Augmenting Training Samples with a Large Number of Rough Segmentation Datasets

Mitsuru AMBAI  Yuichi YOSHIDA  

Publication
IEICE TRANSACTIONS on Information and Systems   Vol.E94-D   No.10   pp.1880-1888
Publication Date: 2011/10/01
Online ISSN: 1745-1361
Print ISSN: 0916-8532
Type of Manuscript: Special Section PAPER (Special Section on Information-Based Induction Sciences and Machine Learning)
Category: 
Keyword: 
Interactive recognition,  generic object recognition,  

Full Text: PDF(1.6MB)
>>Buy this Article


Summary: 
We revisit the problem with generic object recognition from the point of view of human-computer interaction. While many existing algorithms for generic object recognition first try to detect target objects before features are extracted and classified in processing, our work is motivated by the belief that solving the task of detection by computer is not always necessary in many practical situations, such as those involving mobile recognition systems with touch displays and cameras. It is natural for these systems to ask users to input the segmentation data for targets through their touch displays. Speaking from the perspective of usability, such systems should involve rough segmentation to reduce the user workload.
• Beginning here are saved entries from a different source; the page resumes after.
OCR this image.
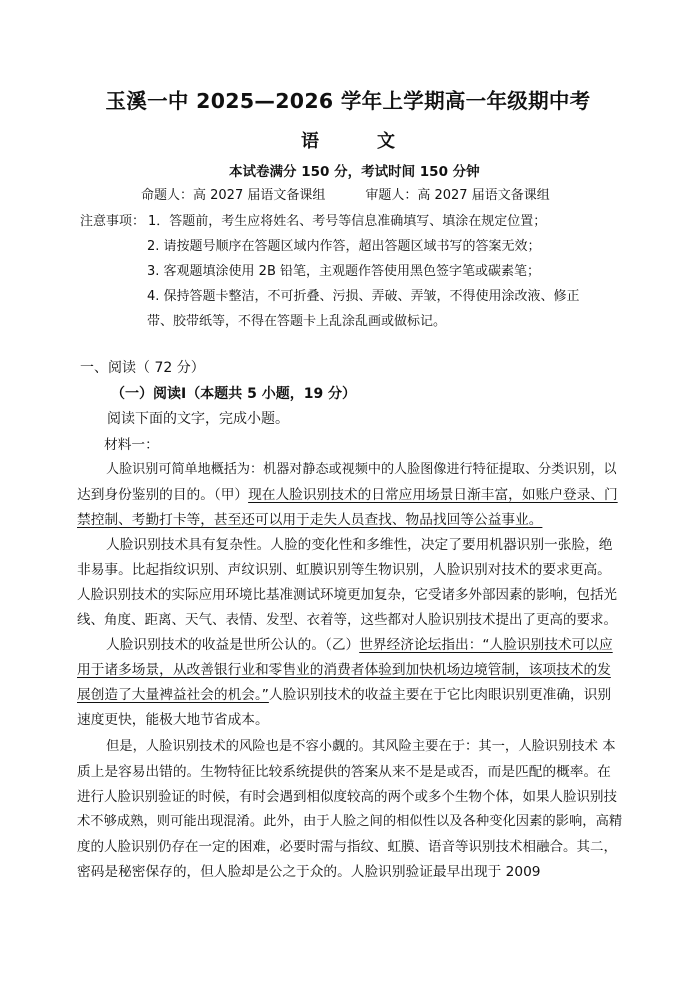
玉溪一中 2025—2026 学年上学期高一年级期中考
语	文
本试卷满分 150 分，考试时间 150 分钟
命题人：高 2027 届语文备课组	审题人：高 2027 届语文备课组
注意事项： 1．答题前，考生应将姓名、考号等信息准确填写、填涂在规定位置；
2. 请按题号顺序在答题区域内作答，超出答题区域书写的答案无效；
3. 客观题填涂使用 2B 铅笔，主观题作答使用黑色签字笔或碳素笔；
4. 保持答题卡整洁，不可折叠、污损、弄破、弄皱，不得使用涂改液、修正
带、胶带纸等，不得在答题卡上乱涂乱画或做标记。
一、阅读（ 72 分）
（一）阅读Ⅰ（本题共 5 小题，19 分）
阅读下面的文字，完成小题。
材料一：
人脸识别可简单地概括为：机器对静态或视频中的人脸图像进行特征提取、分类识别，以
达到身份鉴别的目的。（甲）现在人脸识别技术的日常应用场景日渐丰富，如账户登录、门
禁控制、考勤打卡等，甚至还可以用于走失人员查找、物品找回等公益事业。
人脸识别技术具有复杂性。人脸的变化性和多维性，决定了要用机器识别一张脸，绝
非易事。比起指纹识别、声纹识别、虹膜识别等生物识别，人脸识别对技术的要求更高。
人脸识别技术的实际应用环境比基准测试环境更加复杂，它受诸多外部因素的影响，包括光
线、角度、距离、天气、表情、发型、衣着等，这些都对人脸识别技术提出了更高的要求。
人脸识别技术的收益是世所公认的。（乙）世界经济论坛指出：“人脸识别技术可以应
用于诸多场景，从改善银行业和零售业的消费者体验到加快机场边境管制，该项技术的发
展创造了大量裨益社会的机会。”人脸识别技术的收益主要在于它比肉眼识别更准确，识别
速度更快，能极大地节省成本。
但是，人脸识别技术的风险也是不容小觑的。其风险主要在于：其一，人脸识别技术 本
质上是容易出错的。生物特征比较系统提供的答案从来不是是或否，而是匹配的概率。在
进行人脸识别验证的时候，有时会遇到相似度较高的两个或多个生物个体，如果人脸识别技
术不够成熟，则可能出现混淆。此外，由于人脸之间的相似性以及各种变化因素的影响，高精
度的人脸识别仍存在一定的困难，必要时需与指纹、虹膜、语音等识别技术相融合。其二，
密码是秘密保存的，但人脸却是公之于众的。人脸识别验证最早出现于 2009
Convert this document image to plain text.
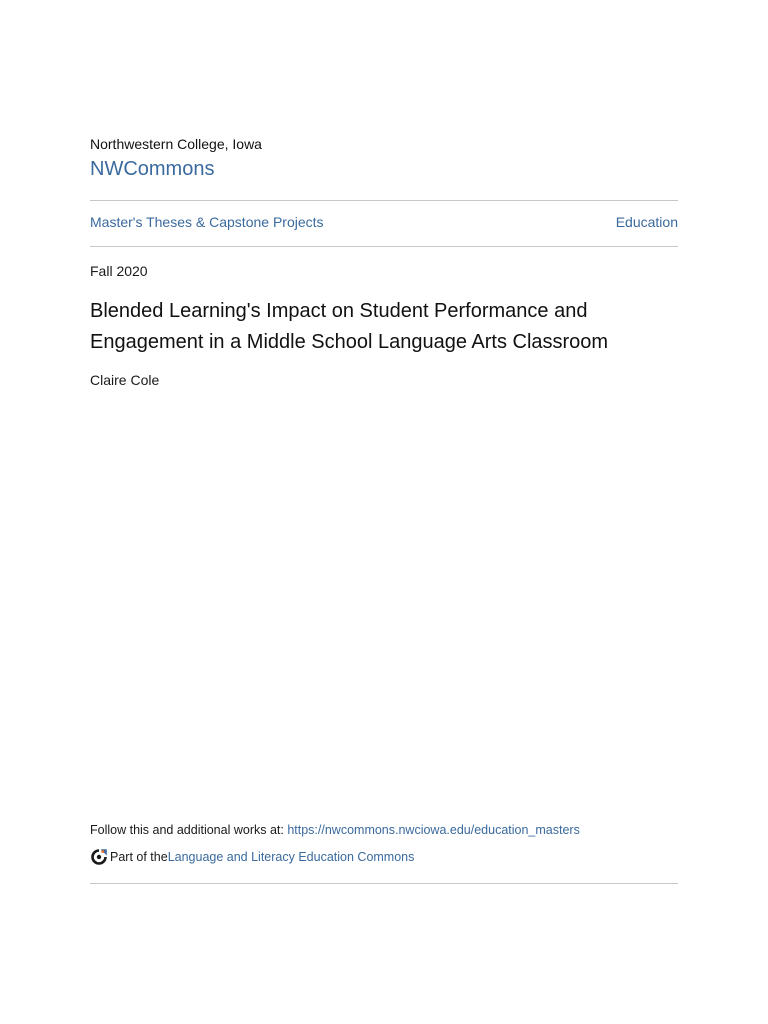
Northwestern College, Iowa
NWCommons
Master's Theses & Capstone Projects	Education
Fall 2020
Blended Learning's Impact on Student Performance and Engagement in a Middle School Language Arts Classroom
Claire Cole
Follow this and additional works at: https://nwcommons.nwciowa.edu/education_masters
Part of the Language and Literacy Education Commons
In this situation, different people would provide different segmentation data. Here, an interesting question arises – if multiple training samples are generated from a single image by using various segmentation data created by different people, what would happen to the accuracy of classification? We created “20 wild bird datasets” that had a large number of rough segmentation datasets made by 383 people in an attempt to answer this question. Our experiments revealed two interesting facts: (i) generating multiple training samples from a single image had positive effects on classification accuracies, especially when image features including spatial information were used and (ii) augmenting training samples with artificial segmentation data synthesized with a morphing technique also had slightly positive effects on classification accuracies.